One image entry for the loaded image
One category entry per unique label
One annotation entry per shape, with both bbox and segmentation fields populated

For rectangles, segmentation contains the four corners as a polygon ring — compatible with any framework that reads COCO segmentation.

Reading the Export in Python

import json

with open('scene_coco.json') as f:
    coco = json.load(f)

# Build a label map
id_to_name = {cat['id']: cat['name'] for cat in coco['categories']}

# Print all polygon annotations
for ann in coco['annotations']:
    label = id_to_name[ann['category_id']]
    bbox = ann['bbox']  # [x, y, w, h]
    poly = ann['segmentation'][0]  # flat [x0, y0, x1, y1, ...]
    print(f"{label}: bbox={bbox}, vertices={len(poly)//2}")

Loading into a Training Framework

For Detectron2:

from detectron2.data.datasets import register_coco_instances

register_coco_instances(
    "my_dataset_train",
    {},
    "annotations/scene_coco.json",
    "images/train"
)

For YOLOv8 segmentation (ultralytics):

Convert COCO to YOLO segmentation format using the built-in converter, or point the data.yaml at the COCO file directly with format: coco.

Common Pitfalls

Category IDs start at 1. Some frameworks crash with category ID 0 in COCO format (it’s reserved). RegionKit’s COCO export assigns IDs starting from 1.

segmentation is a list of rings. Even for a simple polygon, segmentation is [[x0, y0, x1, y1, ...]] — a list containing one flat list. The double-nesting is required by the COCO spec and catches many parsers off guard.

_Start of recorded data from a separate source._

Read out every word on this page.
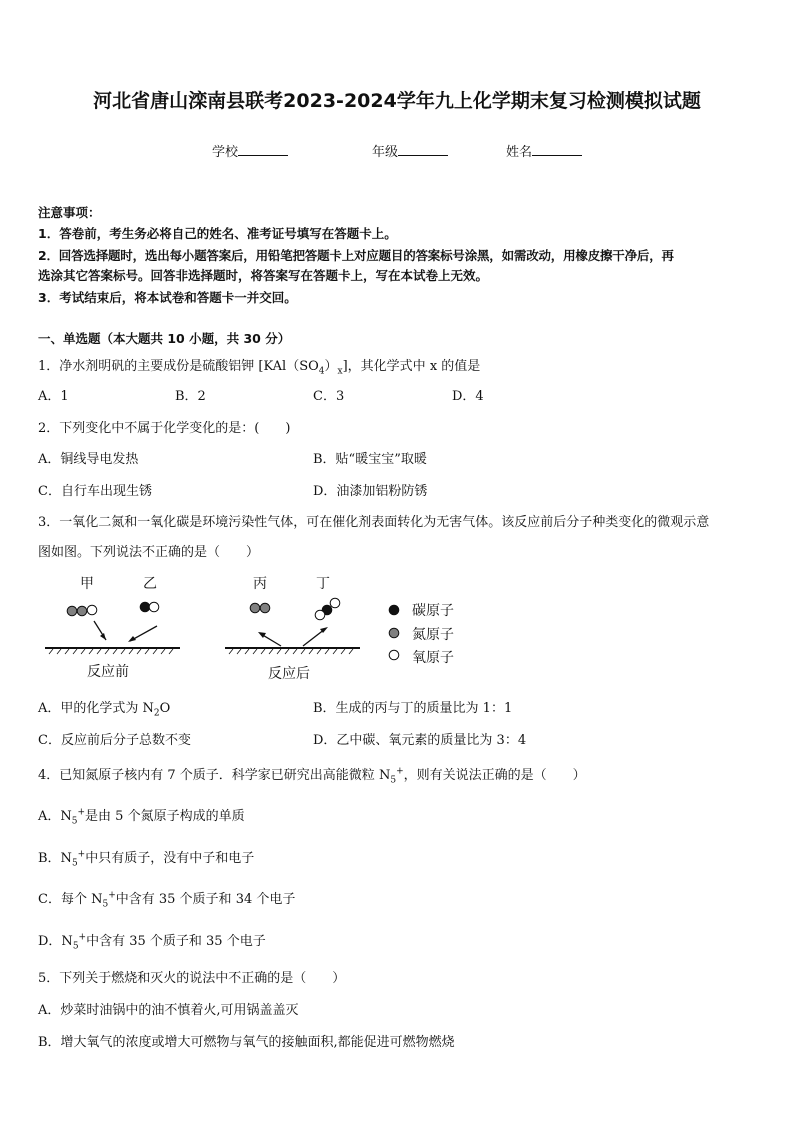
河北省唐山滦南县联考2023-2024学年九上化学期末复习检测模拟试题
学校	年级	姓名
注意事项：
1．答卷前，考生务必将自己的姓名、准考证号填写在答题卡上。
2．回答选择题时，选出每小题答案后，用铅笔把答题卡上对应题目的答案标号涂黑，如需改动，用橡皮擦干净后，再
选涂其它答案标号。回答非选择题时，将答案写在答题卡上，写在本试卷上无效。
3．考试结束后，将本试卷和答题卡一并交回。
一、单选题（本大题共 10 小题，共 30 分）
1．净水剂明矾的主要成份是硫酸铝钾 $[KAl(SO_4)_x]$，其化学式中 x 的值是
A．1	B．2	C．3	D．4
2．下列变化中不属于化学变化的是：(　　)
A．铜线导电发热	B．贴“暖宝宝”取暖
C．自行车出现生锈	D．油漆加铝粉防锈
3．一氧化二氮和一氧化碳是环境污染性气体，可在催化剂表面转化为无害气体。该反应前后分子种类变化的微观示意
图如图。下列说法不正确的是（　　）
甲	乙
反应前
丙	丁
反应后
碳原子
氮原子
氧原子
A．甲的化学式为 $N_2O$	B．生成的丙与丁的质量比为 1：1
C．反应前后分子总数不变	D．乙中碳、氧元素的质量比为 3：4
4．已知氮原子核内有 7 个质子．科学家已研究出高能微粒 $N_5^+$，则有关说法正确的是（　　）
A．$N_5^+$是由 5 个氮原子构成的单质
B．$N_5^+$中只有质子，没有中子和电子
C．每个 $N_5^+$中含有 35 个质子和 34 个电子
D．$N_5^+$中含有 35 个质子和 35 个电子
5．下列关于燃烧和灭火的说法中不正确的是（　　）
A．炒菜时油锅中的油不慎着火,可用锅盖盖灭
B．增大氧气的浓度或增大可燃物与氧气的接触面积,都能促进可燃物燃烧
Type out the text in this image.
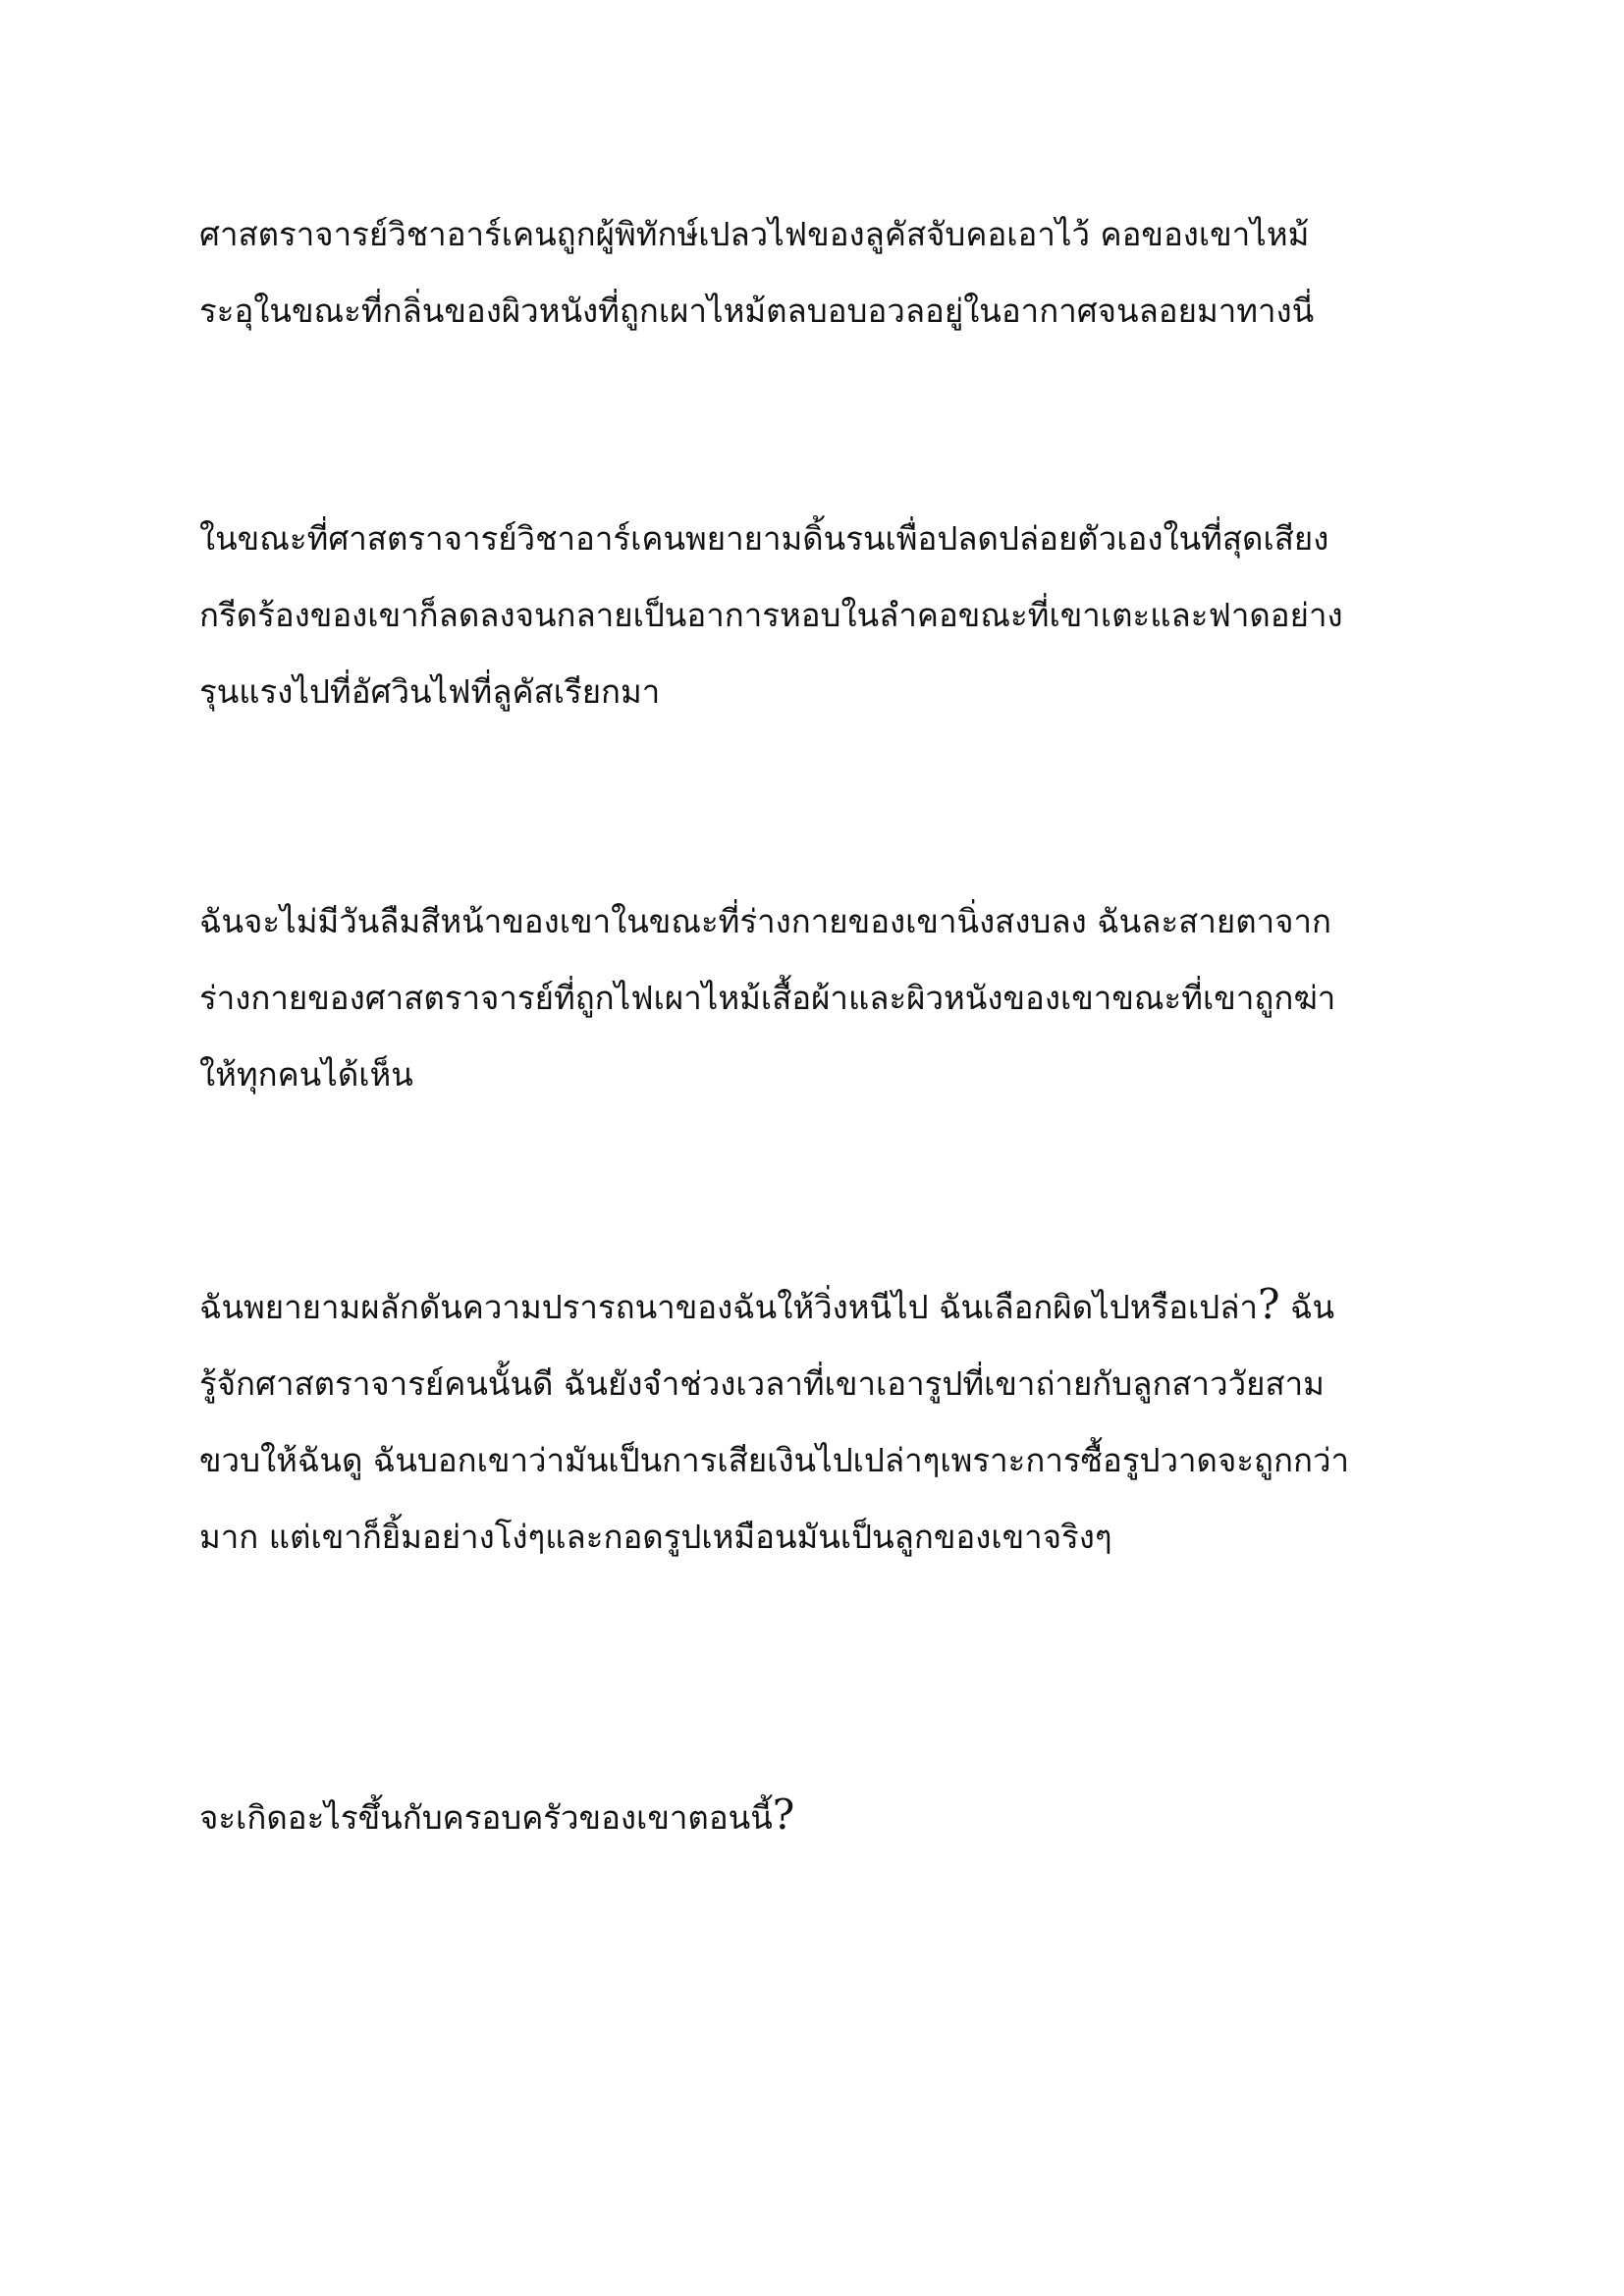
ศาสตราจารย์วิชาอาร์เคนถูกผู้พิทักษ์เปลวไฟของลูคัสจับคอเอาไว้ คอของเขาไหม้
ระอุในขณะที่กลิ่นของผิวหนังที่ถูกเผาไหม้ตลบอบอวลอยู่ในอากาศจนลอยมาทางนี่

ในขณะที่ศาสตราจารย์วิชาอาร์เคนพยายามดิ้นรนเพื่อปลดปล่อยตัวเองในที่สุดเสียง
กรีดร้องของเขาก็ลดลงจนกลายเป็นอาการหอบในลำคอขณะที่เขาเตะและฟาดอย่าง
รุนแรงไปที่อัศวินไฟที่ลูคัสเรียกมา

ฉันจะไม่มีวันลืมสีหน้าของเขาในขณะที่ร่างกายของเขานิ่งสงบลง ฉันละสายตาจาก
ร่างกายของศาสตราจารย์ที่ถูกไฟเผาไหม้เสื้อผ้าและผิวหนังของเขาขณะที่เขาถูกฆ่า
ให้ทุกคนได้เห็น

ฉันพยายามผลักดันความปรารถนาของฉันให้วิ่งหนีไป ฉันเลือกผิดไปหรือเปล่า? ฉัน
รู้จักศาสตราจารย์คนนั้นดี ฉันยังจำช่วงเวลาที่เขาเอารูปที่เขาถ่ายกับลูกสาววัยสาม
ขวบให้ฉันดู ฉันบอกเขาว่ามันเป็นการเสียเงินไปเปล่าๆเพราะการซื้อรูปวาดจะถูกกว่า
มาก แต่เขาก็ยิ้มอย่างโง่ๆและกอดรูปเหมือนมันเป็นลูกของเขาจริงๆ

จะเกิดอะไรขึ้นกับครอบครัวของเขาตอนนี้?
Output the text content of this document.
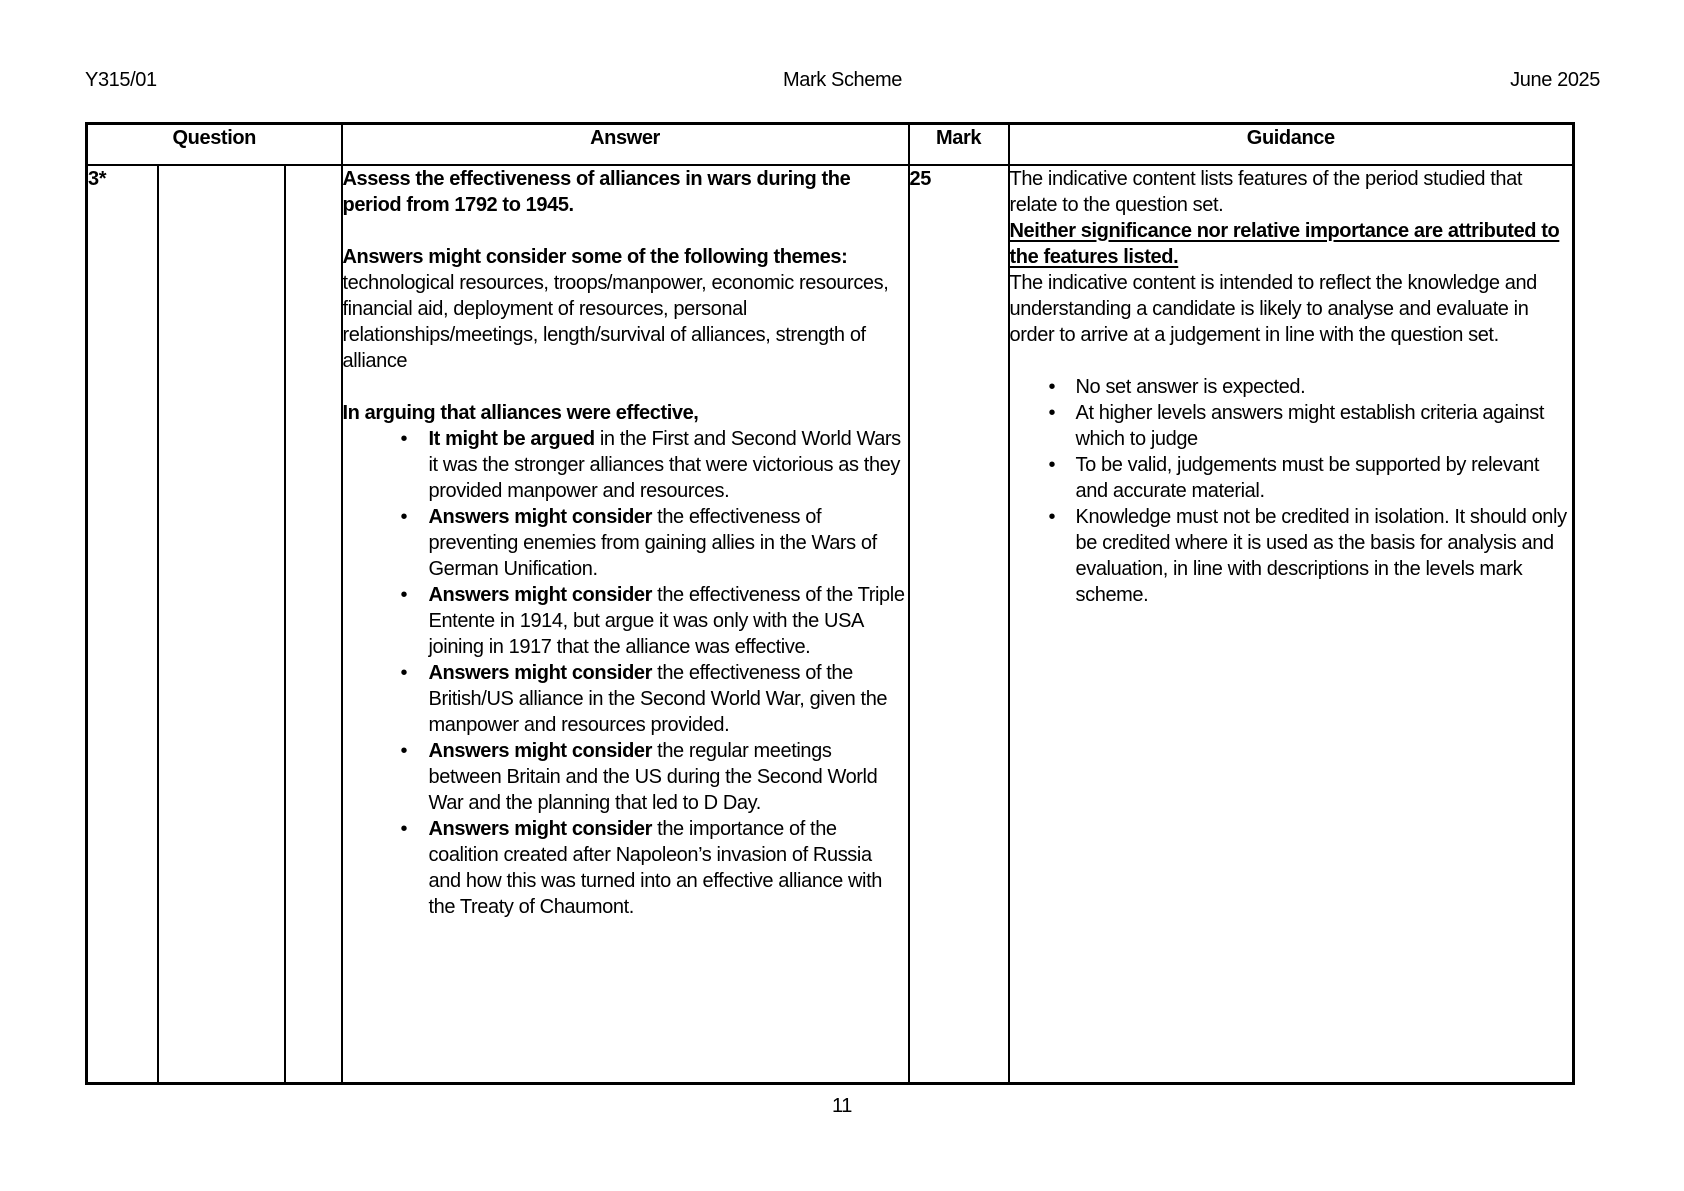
Y315/01	Mark Scheme	June 2025
Question			Answer	Mark	Guidance
3*			Assess the effectiveness of alliances in wars during the period from 1792 to 1945.

Answers might consider some of the following themes: technological resources, troops/manpower, economic resources, financial aid, deployment of resources, personal relationships/meetings, length/survival of alliances, strength of alliance

In arguing that alliances were effective,

• It might be argued in the First and Second World Wars it was the stronger alliances that were victorious as they provided manpower and resources.
• Answers might consider the effectiveness of preventing enemies from gaining allies in the Wars of German Unification.
• Answers might consider the effectiveness of the Triple Entente in 1914, but argue it was only with the USA joining in 1917 that the alliance was effective.
• Answers might consider the effectiveness of the British/US alliance in the Second World War, given the manpower and resources provided.
• Answers might consider the regular meetings between Britain and the US during the Second World War and the planning that led to D Day.
• Answers might consider the importance of the coalition created after Napoleon’s invasion of Russia and how this was turned into an effective alliance with the Treaty of Chaumont.
	25	The indicative content lists features of the period studied that relate to the question set.

Neither significance nor relative importance are attributed to the features listed.

The indicative content is intended to reflect the knowledge and understanding a candidate is likely to analyse and evaluate in order to arrive at a judgement in line with the question set.

• No set answer is expected.
• At higher levels answers might establish criteria against which to judge
• To be valid, judgements must be supported by relevant and accurate material.
• Knowledge must not be credited in isolation. It should only be credited where it is used as the basis for analysis and evaluation, in line with descriptions in the levels mark scheme.
11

bbox is [x, y, w, h], not [x1, y1, x2, y2]. The COCO bounding box format is top-left origin plus width/height, not two corner points. Convert if your downstream code expects xyxy.

# COCO [x, y, w, h] → xyxy
x, y, w, h = bbox
x1, y1, x2, y2 = x, y, x + w, y + h

Re-importing COCO Files

RegionKit can import COCO JSON back into the editor. Go to Import → COCO JSON and select the file. Polygon and rectangle annotations are reconstructed on the canvas for further editing, re-export, or visual review.